SPIDER-MAN: FAR FROM HOME

Can you believe some people actually thought Avengers: Endgame would be the final installment in the Marvel Cinematic Universe (MCU)? I mean, it has “end” right in the title… Ha! You think Disney and Marvel Studios would really stop milking that cow? Of course, there’s more in store! Just because some old heroes are gone doesn’t mean they don’t have 500 new ones in store to continue on with. What matters is the overall story, though, and if there’s still more that can be told, why not continue it? Especially when they always make $1,000,000,000. 
 
In Spider-Man: Far From Home, Peter Parker/Spider-Man (Tom Holland) is literally far from home, as in on a backpacking school trip in Europe. When he and his fellow classmates arrive in Venice, the city is attacked by a giant water monster called an Elemental. Peter tries to fend off the monster, but receives some unexpected assistance in the form of new agent of S.H.I.E.L.D., Quentin Beck/Mysterio (Jake Gyllenhaal), a guy with a fishbowl head and some cool green smoke laser superpowers. Still grieving over the death of Tony Stark/Iron Man and feeling he’s not ready to be his successor, Peter looks to Quentin as a new father figure and next Avenger to save the world. 
 
While Spider-Man: Homecoming was the last Spider-Man film in the MCUSpider-Man: Far From Home feels far more like a sequel to Avengers: Endgame than the last film. The main story here is all about Peter Parker, and really the entire world, dealing with the absence of Tony Stark. Peter now feels alone without a father figure, the first one he was able to have since the death of Uncle Ben. Peter knows all about dealing with death, but this is the first time where a death puts a whole world of responsibilities on his shoulders. He’s constantly harassed by Nick Fury (Samuel L. Jackson) to help save the world, but Peter just doesn’t feel ready to. He’s only a kid and a neighborhood superhero, feeling like he can’t be anything near any of the other Avengers. I respected how emotional the film got, especially with a very sweet and heartfelt scene between Peter and Happy Hogan (Jon Favreau) where they talk about Tony and what he meant to them. Holland has some serious acting chops, both in the comedy and drama departments. He has excellent comedic timing and delivery, and he shows a lot of hurt and anguish when the going gets tough. He’s just a terrific actor, all while perfectly embodying Peter Parker and Spider-Man. 
 
All of the performances are excellent across the board. As I said in my Avengers: Endgame review, the one consistent positive thread of the MCU is the perfect casting. For the first time ever in a Spider-Man franchise, the teenagers actually look like *gasp* teenagers!
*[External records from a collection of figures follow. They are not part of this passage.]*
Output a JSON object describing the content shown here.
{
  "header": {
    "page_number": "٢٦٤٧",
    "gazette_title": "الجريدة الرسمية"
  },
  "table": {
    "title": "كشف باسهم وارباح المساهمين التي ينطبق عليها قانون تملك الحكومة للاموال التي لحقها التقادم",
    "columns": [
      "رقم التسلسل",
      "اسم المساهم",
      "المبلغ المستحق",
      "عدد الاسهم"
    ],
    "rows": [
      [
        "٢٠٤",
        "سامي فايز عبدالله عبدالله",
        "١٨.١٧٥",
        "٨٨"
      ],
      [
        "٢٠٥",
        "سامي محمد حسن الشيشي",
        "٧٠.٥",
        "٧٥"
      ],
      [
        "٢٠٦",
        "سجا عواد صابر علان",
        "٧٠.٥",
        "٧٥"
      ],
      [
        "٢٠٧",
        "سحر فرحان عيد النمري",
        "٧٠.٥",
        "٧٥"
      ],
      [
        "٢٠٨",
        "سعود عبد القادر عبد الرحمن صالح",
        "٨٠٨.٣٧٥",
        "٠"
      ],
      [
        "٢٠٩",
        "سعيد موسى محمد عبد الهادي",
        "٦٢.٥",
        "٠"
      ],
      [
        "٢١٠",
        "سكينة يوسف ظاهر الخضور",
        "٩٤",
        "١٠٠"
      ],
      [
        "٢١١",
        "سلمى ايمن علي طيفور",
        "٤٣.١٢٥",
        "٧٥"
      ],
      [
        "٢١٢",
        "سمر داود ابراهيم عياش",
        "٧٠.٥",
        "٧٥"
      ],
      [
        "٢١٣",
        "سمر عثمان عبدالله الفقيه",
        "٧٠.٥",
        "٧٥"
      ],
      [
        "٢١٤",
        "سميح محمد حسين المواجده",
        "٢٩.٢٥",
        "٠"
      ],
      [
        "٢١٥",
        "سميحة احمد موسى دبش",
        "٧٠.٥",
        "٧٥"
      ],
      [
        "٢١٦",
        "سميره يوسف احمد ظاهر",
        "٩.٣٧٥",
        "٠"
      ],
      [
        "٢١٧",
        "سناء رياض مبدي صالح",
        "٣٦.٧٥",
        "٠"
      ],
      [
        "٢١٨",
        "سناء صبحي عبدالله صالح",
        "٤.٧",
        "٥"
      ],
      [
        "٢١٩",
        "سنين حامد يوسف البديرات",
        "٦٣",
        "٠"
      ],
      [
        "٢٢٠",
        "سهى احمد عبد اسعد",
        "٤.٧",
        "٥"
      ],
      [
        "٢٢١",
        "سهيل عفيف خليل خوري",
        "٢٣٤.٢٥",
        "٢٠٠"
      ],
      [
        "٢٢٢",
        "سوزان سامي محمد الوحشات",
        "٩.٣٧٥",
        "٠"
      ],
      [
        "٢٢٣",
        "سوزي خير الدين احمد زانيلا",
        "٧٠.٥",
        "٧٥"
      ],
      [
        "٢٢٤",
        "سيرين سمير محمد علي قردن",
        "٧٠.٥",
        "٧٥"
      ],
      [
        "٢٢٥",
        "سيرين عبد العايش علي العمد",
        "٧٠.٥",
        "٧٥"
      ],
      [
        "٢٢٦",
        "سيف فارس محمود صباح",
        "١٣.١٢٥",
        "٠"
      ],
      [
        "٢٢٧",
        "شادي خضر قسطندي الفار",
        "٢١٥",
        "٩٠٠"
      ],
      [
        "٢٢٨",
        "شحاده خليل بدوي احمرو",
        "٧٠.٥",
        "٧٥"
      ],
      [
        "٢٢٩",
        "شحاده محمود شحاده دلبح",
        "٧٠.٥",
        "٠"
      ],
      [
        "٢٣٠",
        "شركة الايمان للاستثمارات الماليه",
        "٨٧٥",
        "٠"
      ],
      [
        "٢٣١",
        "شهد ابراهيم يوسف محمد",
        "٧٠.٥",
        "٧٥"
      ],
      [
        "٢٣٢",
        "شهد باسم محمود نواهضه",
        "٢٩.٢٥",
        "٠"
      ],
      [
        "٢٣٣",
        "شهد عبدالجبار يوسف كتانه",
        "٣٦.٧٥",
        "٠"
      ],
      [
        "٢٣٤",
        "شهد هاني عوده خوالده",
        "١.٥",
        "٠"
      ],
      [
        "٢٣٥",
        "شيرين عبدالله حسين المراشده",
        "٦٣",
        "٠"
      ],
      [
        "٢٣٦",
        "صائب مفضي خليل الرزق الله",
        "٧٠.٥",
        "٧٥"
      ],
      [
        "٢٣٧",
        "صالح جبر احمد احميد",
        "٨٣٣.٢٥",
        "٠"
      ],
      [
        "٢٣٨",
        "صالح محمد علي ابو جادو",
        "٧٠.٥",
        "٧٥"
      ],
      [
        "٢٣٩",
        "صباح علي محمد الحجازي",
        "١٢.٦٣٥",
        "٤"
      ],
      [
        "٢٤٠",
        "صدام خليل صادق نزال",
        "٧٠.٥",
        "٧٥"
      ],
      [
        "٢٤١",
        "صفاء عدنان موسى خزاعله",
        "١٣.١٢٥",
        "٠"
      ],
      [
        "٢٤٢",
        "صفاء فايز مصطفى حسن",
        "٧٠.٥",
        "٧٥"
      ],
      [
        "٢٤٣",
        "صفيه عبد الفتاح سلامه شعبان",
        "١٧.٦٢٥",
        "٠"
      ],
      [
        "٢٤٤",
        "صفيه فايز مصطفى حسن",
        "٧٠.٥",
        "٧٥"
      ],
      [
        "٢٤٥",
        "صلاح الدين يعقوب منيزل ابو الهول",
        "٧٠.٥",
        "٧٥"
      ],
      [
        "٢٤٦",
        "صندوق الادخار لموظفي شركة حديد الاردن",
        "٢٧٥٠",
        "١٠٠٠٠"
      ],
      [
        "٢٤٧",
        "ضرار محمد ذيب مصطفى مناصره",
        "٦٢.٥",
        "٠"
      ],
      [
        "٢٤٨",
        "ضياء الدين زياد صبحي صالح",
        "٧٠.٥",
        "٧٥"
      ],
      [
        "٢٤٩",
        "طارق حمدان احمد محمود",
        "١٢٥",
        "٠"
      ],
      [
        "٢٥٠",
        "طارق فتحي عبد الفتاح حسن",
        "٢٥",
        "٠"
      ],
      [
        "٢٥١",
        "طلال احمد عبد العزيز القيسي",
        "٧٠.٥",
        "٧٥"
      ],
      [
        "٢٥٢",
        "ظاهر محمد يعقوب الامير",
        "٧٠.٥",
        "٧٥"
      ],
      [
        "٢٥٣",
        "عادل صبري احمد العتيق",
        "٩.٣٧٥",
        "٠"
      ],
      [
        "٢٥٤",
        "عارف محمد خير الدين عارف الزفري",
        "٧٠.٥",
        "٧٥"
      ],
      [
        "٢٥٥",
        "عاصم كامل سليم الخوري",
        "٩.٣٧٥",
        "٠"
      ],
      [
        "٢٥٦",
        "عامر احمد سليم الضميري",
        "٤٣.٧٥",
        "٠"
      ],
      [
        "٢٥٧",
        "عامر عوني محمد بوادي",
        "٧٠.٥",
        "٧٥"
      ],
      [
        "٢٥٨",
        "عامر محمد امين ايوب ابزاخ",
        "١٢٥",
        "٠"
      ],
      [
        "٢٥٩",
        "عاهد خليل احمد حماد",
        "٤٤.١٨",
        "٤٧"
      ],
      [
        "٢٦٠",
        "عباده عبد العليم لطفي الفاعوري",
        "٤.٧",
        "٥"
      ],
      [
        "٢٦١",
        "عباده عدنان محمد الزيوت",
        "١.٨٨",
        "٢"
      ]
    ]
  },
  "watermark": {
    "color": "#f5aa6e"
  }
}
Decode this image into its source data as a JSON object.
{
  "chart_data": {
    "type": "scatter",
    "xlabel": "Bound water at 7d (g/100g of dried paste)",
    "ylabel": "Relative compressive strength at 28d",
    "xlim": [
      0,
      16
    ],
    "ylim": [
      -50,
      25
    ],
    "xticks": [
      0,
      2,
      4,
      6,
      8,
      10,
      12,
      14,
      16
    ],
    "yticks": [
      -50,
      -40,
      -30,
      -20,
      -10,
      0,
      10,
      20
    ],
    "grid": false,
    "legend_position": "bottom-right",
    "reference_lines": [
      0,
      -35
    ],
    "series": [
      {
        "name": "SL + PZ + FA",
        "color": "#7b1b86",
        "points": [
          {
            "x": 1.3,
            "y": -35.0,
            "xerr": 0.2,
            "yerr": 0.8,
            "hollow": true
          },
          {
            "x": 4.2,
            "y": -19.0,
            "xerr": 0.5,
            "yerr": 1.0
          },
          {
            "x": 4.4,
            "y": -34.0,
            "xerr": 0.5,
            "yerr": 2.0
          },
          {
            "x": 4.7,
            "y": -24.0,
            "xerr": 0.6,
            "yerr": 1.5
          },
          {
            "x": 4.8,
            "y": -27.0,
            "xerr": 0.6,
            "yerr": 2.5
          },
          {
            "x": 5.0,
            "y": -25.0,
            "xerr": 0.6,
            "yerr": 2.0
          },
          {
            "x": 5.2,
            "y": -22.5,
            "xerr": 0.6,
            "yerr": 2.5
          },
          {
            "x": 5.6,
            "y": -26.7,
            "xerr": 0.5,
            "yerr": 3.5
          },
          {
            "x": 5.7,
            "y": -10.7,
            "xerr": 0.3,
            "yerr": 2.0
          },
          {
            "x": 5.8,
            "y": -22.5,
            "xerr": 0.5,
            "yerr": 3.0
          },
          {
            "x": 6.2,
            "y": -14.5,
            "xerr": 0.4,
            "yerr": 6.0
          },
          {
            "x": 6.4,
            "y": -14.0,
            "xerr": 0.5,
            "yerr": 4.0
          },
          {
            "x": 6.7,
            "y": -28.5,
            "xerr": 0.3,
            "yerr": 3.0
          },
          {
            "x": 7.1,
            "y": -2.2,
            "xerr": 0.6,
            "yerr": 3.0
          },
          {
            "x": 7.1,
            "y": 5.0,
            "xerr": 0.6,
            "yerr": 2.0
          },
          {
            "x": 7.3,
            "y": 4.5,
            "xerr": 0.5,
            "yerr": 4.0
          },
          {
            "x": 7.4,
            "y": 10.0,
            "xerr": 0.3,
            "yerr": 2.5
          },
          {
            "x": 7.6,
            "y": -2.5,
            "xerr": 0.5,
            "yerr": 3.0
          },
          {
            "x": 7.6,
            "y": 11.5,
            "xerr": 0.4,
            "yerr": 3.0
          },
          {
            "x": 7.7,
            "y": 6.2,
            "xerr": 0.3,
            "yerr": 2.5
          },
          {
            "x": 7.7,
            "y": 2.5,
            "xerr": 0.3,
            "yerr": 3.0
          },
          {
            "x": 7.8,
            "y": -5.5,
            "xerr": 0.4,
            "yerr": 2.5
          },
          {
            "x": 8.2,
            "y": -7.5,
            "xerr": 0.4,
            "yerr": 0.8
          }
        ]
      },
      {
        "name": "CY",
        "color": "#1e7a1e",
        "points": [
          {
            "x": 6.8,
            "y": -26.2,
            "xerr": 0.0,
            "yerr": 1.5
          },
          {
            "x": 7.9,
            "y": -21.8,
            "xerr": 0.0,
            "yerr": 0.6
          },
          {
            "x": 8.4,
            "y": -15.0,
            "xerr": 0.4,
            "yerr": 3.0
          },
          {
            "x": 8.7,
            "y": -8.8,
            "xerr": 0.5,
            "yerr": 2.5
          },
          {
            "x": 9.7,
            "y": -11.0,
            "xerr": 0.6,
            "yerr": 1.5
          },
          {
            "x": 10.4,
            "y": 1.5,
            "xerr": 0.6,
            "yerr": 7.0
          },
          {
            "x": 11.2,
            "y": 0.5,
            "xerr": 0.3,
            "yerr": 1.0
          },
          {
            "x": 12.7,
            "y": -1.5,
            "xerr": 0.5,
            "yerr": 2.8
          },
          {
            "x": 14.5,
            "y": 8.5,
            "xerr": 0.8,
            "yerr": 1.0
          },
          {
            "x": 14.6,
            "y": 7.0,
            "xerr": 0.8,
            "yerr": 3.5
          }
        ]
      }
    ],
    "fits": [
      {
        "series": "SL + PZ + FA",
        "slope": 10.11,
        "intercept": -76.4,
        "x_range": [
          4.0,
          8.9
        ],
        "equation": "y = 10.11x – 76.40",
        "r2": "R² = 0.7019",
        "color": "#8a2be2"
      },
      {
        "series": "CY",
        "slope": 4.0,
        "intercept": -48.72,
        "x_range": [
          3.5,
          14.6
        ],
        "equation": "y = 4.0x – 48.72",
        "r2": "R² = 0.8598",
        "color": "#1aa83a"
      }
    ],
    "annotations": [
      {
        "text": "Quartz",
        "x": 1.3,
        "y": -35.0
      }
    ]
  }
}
Even better, they actually talk and act like teenagers! They’re insecure, overly emotional, naïve, and constantly trying to be funny with cringeworthy humor. The dialogue and incorporation of technology like Snapchat never felt forced or cheesy. It all felt very natural and that’s what I like about these new Spider-Man films. They feel very grounded and small scale, which just makes the character driven scenes feel that much more real. There’s of course the obligatory relationship with Peter and MJ (Zendaya) throughout the film. While it does feel a bit underdeveloped, they have great chemistry and I found all of their scenes together very endearing. They were a nice contrast to Peter’s friend Ned (Jacob Batalon) and Betty Brant (Angourie Rice) more humorous and lovey-dovey teenage relationship where they’re head over the heels from the moment they touch hands. 
 
The heart and emotion are all there, but I felt the overall plot really wasn’t. The pacing and structure felt really odd, especially the pointless opening scene which just felt thrown in there at the last minute. Maybe it was due to the somewhat globetrotting nature of the story, but the plot felt shoddily stitched together. Maybe that was because of the choppy editing, with a lot of abrupt cuts and a lack of establishing shots, often confusing me of where characters were at. Some of the action is okay at least. I knew what was going on and it’s cool watching Spidey swing around and all that, but it was still a tad confusing when it came to staging. The effects felt quite mediocre, especially an awful shot of a jet flying in, but there are some truly stunning CG setpieces that involve Mysterio’s bad-LSD trip illusions. It was the only time it really felt visually inventive. Mysterio is a pretty cool character aesthetically and power-wise, but I felt he fell was very underwritten. Gyllenhaal is a terrific actor and gets to flex his talents enough here, but his character motivations didn’t really work for me and he felt a bit wasted. 
 
While Spider-Man: Far From Home isn’t quite as strong as its predecessor, it’s still a fun superhero film that hits all of the right beats. You even have a rousing score from Michael Giacchino to really sell all of those heroic moments. The film may be a little clunky, but it has a lot of heart and tells an engaging story about Peter learning to grow up and fully take on the responsibility of being a world saving hero. A lot of people said Avengers: Endgame should have been the official end of Phase 3 of the MCU, but this feels like a more appropriate conclusion. It’s a final goodbye to the old heroes and officially sets our new ones up for future adventures. It’s the end of an old era, but the beginning of a new one.